Since I moved from a 1986 model to a 2005 model, I expected to see some technology improvements that 19 years makes possible. There are a few big ones: the remote keyless entry is nice, the MP3 CD player is nice, and the ignition is automatic, so I don't have to think about how long to hold the key in "crank". The logic programmed into the headlights and door locks is unobtrusive, unlike some rental cars I have had that really annoyed me. So far... so good.
Three years later, so the factory-installed battery died. No problem except that GM decided only to allow the dealer to supply direct replacements. Guess what? The default model battery is REALLY expensive. So my dealer offers a cheaper alternative: a battery that is the same function, made for the same truck, but manufactured in Korea instead of US. OK, I had to get out the plastic cutters to install it, but I did:
It seems a bit silly to have to modify the battery cover just to install a battery.
At about 45K, the truck starts having fairly intense vibrations. I also start having intermittent speedometer failures where the speedometer just goes to zero, the cruise control then cuts out if it was on. This is pretty annoying. Finally, the blower motor stops working for low speed settings.
The dealer ends up replacing a driveshaft U-joint which had failed - that cured the vibrations. The speedometer sensor was fouled, perhaps as a result of the agitation of the transfer case from the vibration? The dealer cleaned it off and re-installed it. All this costs me more than $100.
The wire harness to the blower motor dangles down into the passenger side foot area (left, above). The plug is pretty easy to jostle with your foot, and fits loosely in the socket (right, above). But it gets better! This is the harness for the resistor that allows the blower to run at different speeds. By kicking at the harness, I can usually get the blower to come on. This seemed lame, so I removed the resistor to examine the situation more closely, and here is what I found:
The resistor assembly (first picture) sticks into the air stream to cool it down, because it gets hot when the blower is used in slow speeds. But the plug (second and third picture, above) and the resistor socket (last picture, above) are burned because the connector is not rated for either the current or the heat of this application. This is why when you jiggle the connector (movie clip) the fan turns on and off. It's truly amazing how loose the connector is.
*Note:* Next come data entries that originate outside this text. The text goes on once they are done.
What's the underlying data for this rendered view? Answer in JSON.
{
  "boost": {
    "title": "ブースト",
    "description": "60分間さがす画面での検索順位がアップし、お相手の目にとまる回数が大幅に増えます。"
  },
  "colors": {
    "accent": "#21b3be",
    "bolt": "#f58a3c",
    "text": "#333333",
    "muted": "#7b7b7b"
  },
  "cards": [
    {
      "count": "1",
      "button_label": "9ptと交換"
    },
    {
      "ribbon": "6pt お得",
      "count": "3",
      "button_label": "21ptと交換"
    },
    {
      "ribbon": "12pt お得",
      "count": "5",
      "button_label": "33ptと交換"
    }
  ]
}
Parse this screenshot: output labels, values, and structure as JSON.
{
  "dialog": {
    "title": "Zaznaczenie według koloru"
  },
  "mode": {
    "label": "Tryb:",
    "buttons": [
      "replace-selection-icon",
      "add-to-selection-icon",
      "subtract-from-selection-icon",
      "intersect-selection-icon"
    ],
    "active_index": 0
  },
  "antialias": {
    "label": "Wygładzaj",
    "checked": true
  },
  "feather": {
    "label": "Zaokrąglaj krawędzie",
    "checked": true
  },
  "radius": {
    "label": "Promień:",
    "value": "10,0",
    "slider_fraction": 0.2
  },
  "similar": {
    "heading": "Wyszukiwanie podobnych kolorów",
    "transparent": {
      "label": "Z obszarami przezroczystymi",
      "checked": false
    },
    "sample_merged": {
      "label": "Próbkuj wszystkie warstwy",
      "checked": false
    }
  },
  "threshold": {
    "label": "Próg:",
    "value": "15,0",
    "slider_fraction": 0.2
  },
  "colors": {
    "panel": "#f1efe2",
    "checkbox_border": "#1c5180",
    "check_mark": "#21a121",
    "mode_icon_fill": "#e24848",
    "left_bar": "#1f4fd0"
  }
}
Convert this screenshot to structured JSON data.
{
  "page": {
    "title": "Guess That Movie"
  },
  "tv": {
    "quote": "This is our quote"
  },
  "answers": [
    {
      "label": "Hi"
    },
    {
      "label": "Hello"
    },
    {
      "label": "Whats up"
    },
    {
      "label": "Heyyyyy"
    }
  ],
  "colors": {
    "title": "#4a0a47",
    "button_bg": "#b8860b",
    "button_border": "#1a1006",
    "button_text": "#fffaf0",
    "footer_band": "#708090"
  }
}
The front disc brake pads got corroded and started sticking in the calipers. The result is that the brakes drag, overheat, and fail to operate properly. I had to have the rotors turned by the dealer and new pads installed for this, and it cost me more than $100. Many other accounts of this design flaw can be found on the 'net... once again I am not the only one to have this safety-threatening issue. The new pads seized in the calipers also, and I finally realized that I had to re-manufacture them in my shop, by grinding down the brake pad tabs to remove 0.5mm or so of material, then coat the tabs with anti-seize compound to make them work properly.
The parking brake cable is routed so that it dangles down below the frame (first picture). In many places it rubs against the frame, causing wear (second picture). Near the rear wheels there are boots intended to keep the outer part of the cable protected against rubbing, but these boots are made of cheap material and they rot away (last picture).
Finally, there are no return springs on the parking brake cable... so the brakes tend to remain engaged after release, only fully releasing when the cables work their way back as the vehicle vibrates. This is a serious safety flaw in the design of the rear brakes.
After the dragging rear brakes became unbearable, I did more troubleshooting and found the root cause:
In the first picture, the parking brake cable assembly removed from the vehicle (top) has a spot on the casing which is completely worn away by contact with a frame edge that it routes next to, with no tang or grommet provided to secure the cable from rubbing against the frame. The cable inside the casing is rusted and cannot move any longer. The new part from GM (second picture) has an additional pathetic plastic sheath which will certainly wear away in time as well, but it might take a little bit longer. Finally (last picture), my additional fix: a metal sheath added around the pathetic plastic one. The picture shows it installed so you can also see the frame edge that rubs and causes the wear in the first place.
I noticed that the left-hand turn signal was sometimes blinking very fast compared to right hand turns. Then, after 5K miles, the left signal started turning on solid when the brake pedal is depressed. Back to the dealer... more money to fix, not sure exactly what issue this time.
At 65,500mi I am now ready to part with this vehicle. It's not a bad truck, and it does do what I wanted it to in terms of hauling and mileage, but it is sucking up my time and that's not what I want from a "new" vehicle. And... as an engineer I just can't be happy in something with this many fundamental design flaws. I think that GM owners might not know there's a better life, or they enjoy getting to know their dealer service department, but it just is not for me.
I sold the truck for $8200 on eBay - that means for the 5 years I drove it, I paid about $2500/year for it. In other words, more than the cost of the greatest vehicle I have ever owned each year.